La Russie soviétique connaît alors les débuts de la NEP. Le beau-frère de Tatiana, Youri Byalinski, est professeur à l'École des Vignes de Yalta. Les locaux ne conviennent plus et l'industrie vinicole en Union Soviétique se réorganise sous l'impulsion de la Nouvelle Politique Economique. Des contacts sont renoués avec les Occidentaux et en particulier l'Institut d'Agronomie de Rome. Des intérêts privés ayant repris le contrôle de l'École des Vignes à Yalta, les autorités italiennes sont favorables à une coopération. À la fin de l'année 1925, Messager s'installe à Théodosie, au bord de la mer Noire, avec sa femme Tatiana, pourtant très hostile aux Soviets. Il dessine et supervise de très près la construction de la nouvelle École des Vignes. Messager reste fidèle au plan unique, systématise son emploi du "grado". L'ensemble comprend plusieurs bâtiments dont la maison du directeur de l'école qui suscitera une polémique quarante ans plus tard, lorsque sera révélée la grande similitude entre cette villa de 1926 et la célèbre Villa Blanquart, à Biarritz, bien postérieure.

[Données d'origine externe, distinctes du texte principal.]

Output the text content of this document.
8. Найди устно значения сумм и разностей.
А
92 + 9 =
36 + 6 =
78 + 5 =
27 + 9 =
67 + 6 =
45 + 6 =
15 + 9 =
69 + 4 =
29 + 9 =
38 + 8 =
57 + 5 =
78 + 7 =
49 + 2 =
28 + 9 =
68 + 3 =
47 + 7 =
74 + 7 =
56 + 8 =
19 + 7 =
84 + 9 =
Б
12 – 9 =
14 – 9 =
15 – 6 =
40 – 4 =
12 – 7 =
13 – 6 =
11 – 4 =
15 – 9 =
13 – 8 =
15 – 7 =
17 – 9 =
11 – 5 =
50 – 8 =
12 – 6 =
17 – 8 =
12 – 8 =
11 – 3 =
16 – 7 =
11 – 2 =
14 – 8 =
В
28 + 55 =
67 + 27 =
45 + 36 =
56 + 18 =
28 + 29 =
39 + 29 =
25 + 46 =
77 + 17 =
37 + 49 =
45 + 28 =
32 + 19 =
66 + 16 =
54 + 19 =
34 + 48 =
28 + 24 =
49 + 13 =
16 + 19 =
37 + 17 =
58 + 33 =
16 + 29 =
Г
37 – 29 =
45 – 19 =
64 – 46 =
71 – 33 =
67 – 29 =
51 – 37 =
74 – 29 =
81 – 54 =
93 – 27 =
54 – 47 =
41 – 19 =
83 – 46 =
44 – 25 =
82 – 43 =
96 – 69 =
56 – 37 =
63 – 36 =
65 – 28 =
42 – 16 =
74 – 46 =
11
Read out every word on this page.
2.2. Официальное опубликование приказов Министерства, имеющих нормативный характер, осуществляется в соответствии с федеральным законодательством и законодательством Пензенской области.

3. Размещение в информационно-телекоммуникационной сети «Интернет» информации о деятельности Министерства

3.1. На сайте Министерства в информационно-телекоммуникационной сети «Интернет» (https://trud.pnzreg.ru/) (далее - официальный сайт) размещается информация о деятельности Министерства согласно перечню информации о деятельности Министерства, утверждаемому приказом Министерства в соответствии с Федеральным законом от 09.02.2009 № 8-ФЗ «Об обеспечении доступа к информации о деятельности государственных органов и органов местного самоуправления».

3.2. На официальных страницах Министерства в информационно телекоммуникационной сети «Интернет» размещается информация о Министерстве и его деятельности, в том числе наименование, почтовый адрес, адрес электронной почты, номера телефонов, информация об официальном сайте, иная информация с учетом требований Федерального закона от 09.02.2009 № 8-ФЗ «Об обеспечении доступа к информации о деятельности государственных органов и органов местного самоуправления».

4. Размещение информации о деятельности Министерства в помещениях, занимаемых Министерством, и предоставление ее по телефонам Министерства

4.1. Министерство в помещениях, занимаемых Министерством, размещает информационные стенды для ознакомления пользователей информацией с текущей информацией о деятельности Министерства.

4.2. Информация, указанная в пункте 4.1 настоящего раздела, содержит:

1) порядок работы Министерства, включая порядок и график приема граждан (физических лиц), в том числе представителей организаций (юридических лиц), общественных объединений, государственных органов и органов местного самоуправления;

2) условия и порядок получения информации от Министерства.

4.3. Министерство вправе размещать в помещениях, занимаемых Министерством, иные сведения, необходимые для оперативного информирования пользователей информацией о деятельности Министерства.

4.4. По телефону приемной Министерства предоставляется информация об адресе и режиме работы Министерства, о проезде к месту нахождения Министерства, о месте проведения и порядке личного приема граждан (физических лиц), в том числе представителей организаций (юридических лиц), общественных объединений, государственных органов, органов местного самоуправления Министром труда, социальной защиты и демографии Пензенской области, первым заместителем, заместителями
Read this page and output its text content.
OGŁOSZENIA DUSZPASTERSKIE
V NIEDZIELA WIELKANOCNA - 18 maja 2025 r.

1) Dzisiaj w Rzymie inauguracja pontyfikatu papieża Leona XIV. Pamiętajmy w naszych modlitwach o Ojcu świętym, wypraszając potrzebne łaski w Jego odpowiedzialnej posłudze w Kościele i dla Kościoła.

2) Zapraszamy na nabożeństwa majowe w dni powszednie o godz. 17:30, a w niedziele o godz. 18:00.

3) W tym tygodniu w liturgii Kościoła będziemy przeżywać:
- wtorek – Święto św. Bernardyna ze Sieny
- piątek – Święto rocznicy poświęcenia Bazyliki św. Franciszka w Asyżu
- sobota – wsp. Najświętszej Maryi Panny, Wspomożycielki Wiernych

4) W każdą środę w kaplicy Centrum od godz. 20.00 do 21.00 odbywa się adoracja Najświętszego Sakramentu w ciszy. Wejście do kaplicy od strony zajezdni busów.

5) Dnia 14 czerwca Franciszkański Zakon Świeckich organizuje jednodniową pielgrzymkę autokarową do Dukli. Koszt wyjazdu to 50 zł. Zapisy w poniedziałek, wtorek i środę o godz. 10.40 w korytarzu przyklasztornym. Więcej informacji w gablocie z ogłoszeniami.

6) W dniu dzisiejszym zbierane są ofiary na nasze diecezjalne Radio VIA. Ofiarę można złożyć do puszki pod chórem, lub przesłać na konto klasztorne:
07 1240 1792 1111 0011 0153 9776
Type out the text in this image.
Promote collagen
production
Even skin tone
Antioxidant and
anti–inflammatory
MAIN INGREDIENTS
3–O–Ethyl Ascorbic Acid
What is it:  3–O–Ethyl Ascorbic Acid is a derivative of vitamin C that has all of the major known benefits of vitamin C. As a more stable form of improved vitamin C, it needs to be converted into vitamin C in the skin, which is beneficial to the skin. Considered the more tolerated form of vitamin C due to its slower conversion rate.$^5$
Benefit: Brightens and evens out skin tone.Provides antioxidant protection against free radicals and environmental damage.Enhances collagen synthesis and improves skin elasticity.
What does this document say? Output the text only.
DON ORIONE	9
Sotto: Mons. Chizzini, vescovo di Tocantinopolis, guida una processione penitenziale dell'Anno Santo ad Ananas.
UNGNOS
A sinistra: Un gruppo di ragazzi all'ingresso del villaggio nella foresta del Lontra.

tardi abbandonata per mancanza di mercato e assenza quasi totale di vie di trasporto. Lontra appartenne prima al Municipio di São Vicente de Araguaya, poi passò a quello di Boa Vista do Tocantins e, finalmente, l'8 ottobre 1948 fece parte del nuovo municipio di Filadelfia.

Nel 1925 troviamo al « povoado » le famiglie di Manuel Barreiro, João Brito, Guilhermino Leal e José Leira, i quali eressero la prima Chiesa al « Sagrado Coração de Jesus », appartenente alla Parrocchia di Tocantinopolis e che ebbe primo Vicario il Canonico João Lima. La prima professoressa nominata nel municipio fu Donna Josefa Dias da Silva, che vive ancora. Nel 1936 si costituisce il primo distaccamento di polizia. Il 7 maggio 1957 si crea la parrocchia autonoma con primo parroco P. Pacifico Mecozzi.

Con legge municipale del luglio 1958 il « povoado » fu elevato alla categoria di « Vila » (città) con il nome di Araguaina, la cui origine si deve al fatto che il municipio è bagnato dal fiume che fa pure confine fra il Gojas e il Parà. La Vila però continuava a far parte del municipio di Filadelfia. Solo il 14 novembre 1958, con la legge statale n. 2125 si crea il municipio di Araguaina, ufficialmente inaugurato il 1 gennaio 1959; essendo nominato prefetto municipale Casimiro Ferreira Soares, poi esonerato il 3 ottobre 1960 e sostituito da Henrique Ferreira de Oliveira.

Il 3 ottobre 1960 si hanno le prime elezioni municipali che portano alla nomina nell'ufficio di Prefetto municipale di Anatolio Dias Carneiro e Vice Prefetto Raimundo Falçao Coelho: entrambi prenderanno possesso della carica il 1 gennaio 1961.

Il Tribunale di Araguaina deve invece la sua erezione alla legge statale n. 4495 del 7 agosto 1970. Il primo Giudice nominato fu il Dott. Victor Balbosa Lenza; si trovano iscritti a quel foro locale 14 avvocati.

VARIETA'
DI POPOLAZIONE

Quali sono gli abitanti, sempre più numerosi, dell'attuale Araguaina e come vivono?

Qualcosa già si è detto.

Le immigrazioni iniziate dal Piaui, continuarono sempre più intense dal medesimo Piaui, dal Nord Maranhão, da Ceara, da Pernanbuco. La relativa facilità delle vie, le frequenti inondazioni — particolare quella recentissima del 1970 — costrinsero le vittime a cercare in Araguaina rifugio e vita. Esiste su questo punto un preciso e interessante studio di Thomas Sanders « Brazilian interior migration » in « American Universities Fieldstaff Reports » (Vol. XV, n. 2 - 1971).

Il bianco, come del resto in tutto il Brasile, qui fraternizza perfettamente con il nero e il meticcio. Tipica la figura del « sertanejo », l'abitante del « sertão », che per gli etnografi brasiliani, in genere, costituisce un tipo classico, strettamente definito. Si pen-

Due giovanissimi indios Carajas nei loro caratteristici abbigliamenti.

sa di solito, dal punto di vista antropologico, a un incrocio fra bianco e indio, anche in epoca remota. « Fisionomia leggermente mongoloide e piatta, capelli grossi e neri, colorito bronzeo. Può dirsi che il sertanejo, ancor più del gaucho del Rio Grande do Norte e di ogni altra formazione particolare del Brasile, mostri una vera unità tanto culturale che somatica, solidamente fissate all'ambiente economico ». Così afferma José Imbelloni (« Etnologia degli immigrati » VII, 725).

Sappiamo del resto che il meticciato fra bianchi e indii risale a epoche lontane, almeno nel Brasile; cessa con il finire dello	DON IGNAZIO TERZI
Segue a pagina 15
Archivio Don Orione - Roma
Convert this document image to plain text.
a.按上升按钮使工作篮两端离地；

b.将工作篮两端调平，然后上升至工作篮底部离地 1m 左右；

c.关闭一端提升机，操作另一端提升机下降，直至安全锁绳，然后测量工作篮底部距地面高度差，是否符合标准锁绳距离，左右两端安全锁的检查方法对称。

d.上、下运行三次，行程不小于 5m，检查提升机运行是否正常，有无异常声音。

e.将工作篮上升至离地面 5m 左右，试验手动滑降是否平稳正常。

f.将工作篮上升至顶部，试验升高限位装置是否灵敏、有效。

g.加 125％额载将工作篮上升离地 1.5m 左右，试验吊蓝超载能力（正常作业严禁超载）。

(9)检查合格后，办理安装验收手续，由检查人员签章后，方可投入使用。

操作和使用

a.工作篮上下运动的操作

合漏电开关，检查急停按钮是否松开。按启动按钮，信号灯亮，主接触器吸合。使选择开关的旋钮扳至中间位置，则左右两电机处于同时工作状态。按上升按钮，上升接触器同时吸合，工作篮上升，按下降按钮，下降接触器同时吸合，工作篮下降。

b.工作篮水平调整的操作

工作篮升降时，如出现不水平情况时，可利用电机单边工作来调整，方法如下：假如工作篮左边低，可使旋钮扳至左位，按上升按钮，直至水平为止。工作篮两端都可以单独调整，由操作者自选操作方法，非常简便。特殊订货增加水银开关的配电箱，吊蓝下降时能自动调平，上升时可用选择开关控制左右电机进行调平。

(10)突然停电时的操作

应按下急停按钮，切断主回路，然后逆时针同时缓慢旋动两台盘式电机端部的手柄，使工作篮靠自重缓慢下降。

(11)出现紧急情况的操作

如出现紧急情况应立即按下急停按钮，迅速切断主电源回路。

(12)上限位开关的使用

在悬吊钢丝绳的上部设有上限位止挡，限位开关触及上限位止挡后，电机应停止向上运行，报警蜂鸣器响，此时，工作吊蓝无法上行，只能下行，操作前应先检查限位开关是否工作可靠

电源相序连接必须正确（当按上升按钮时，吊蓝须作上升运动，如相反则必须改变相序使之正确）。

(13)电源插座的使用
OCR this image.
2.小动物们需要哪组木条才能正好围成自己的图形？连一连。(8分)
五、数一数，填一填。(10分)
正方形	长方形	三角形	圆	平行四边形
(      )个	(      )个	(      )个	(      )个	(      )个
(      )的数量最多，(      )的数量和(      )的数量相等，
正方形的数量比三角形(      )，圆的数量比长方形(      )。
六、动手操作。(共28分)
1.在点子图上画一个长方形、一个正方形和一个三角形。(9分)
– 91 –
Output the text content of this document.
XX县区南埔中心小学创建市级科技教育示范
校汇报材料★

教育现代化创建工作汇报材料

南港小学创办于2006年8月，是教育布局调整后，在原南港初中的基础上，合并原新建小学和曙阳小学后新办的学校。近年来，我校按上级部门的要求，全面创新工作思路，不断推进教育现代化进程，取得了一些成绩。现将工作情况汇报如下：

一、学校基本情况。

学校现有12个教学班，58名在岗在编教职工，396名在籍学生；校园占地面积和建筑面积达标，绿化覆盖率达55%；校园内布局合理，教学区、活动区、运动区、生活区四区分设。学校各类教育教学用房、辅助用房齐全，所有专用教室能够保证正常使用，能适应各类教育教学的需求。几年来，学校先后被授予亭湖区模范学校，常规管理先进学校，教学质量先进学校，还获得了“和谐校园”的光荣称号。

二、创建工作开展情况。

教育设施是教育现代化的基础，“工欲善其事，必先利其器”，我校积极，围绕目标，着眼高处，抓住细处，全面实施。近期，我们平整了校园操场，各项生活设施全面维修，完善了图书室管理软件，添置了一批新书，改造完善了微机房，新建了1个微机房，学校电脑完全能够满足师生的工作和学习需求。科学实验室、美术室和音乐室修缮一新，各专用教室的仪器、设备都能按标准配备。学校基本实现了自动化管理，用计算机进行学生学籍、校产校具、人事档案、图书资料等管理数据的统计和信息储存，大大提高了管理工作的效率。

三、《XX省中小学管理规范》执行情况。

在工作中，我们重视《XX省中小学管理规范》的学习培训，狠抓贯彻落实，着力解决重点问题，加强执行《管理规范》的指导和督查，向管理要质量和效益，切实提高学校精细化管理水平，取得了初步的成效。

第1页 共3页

Après l'École des Vignes, les autorités soviétiques recherchent les services de Messager et lui propose de s'intéresser à Ekaterinbourg alors en plein essor industriel. Les Messager y passeront trois ans, jusqu'à l'année 1929. Anne-Claus y construira la Maison de l'Electricité, l'École Communale n 107, le Lenin Mir, le Dôme de la Révolution. Tous disparus dans les bombardements de la Luftwaffe de 1941-42. Ce sont ces bâtiments que les architectes contemporains ne connaissent pour la plupart que d'après les clichés du fonds Grossman, qui vont faire de Messager l'architecte à la fois le plus copié et le plus méconnu de sa génération. Le Lenin Mir a sans doute inspiré le United Nations Building à New York, à ce sujet la correspondance Le Corbusier-Breuer est assez éloquente. En octobre 1929, Messager, sous la pression de Tatiana, souhaite rentrer en Occident. Mais Lénine est mort et Staline renforce son contrôle sur la société russe. Un des chefs du NKVD (ou Guépéou jusqu'en 1934), originaire d'Ekaterinbourg et admirateur du travail de Messager, profitant de la nationalité "soviétique" de Tatiana, soumet l'émission d'un passeport de sortie au nom de Tatiana Messager à la condition d'un ultime travail d'Anne-Claus. Il s'agit de la très controversée Maison Centrale des Enquêtes du NKVD, futur KGB, dirigé par le colonel Chtchoubanski, cousin de Béria. Aucune image, aucun plan (Messager a toujours refusé de les redessiner de mémoire) n'existent de cette œuvre de Messager. Un seul témoignage, celui d'un architecte russe, Viktor Kadachenko, nous permet de nous faire une idée :
"Jamais la destination d'un bâtiment n'a été aussi éloignée du génie qu'il a fallu pour le concevoir. Chaque fois que je sortais de ma cellule, (un miracle d'intelligence de six mètres carré seulement), et que je traversais les coursives, jusqu'au « bloc » des Enquêtes, j'étais émerveillé par cette architecture, comme si une civilisation supérieure avait construit tout ça, une civilisation supérieure pour laquelle j'étais une bestiole de laboratoire, un cobaye destiné à une expérience intitulée Résistance à l'absurde et à l'injustice chez le mammifère."
(in "Dans le palais des bourreaux", de Iasha Stern, trad. Sophie Forêt, Flammario, 1979)
Enfin, au printemps 1930, les Messager sont autorisés à quitter l'Union Soviétique.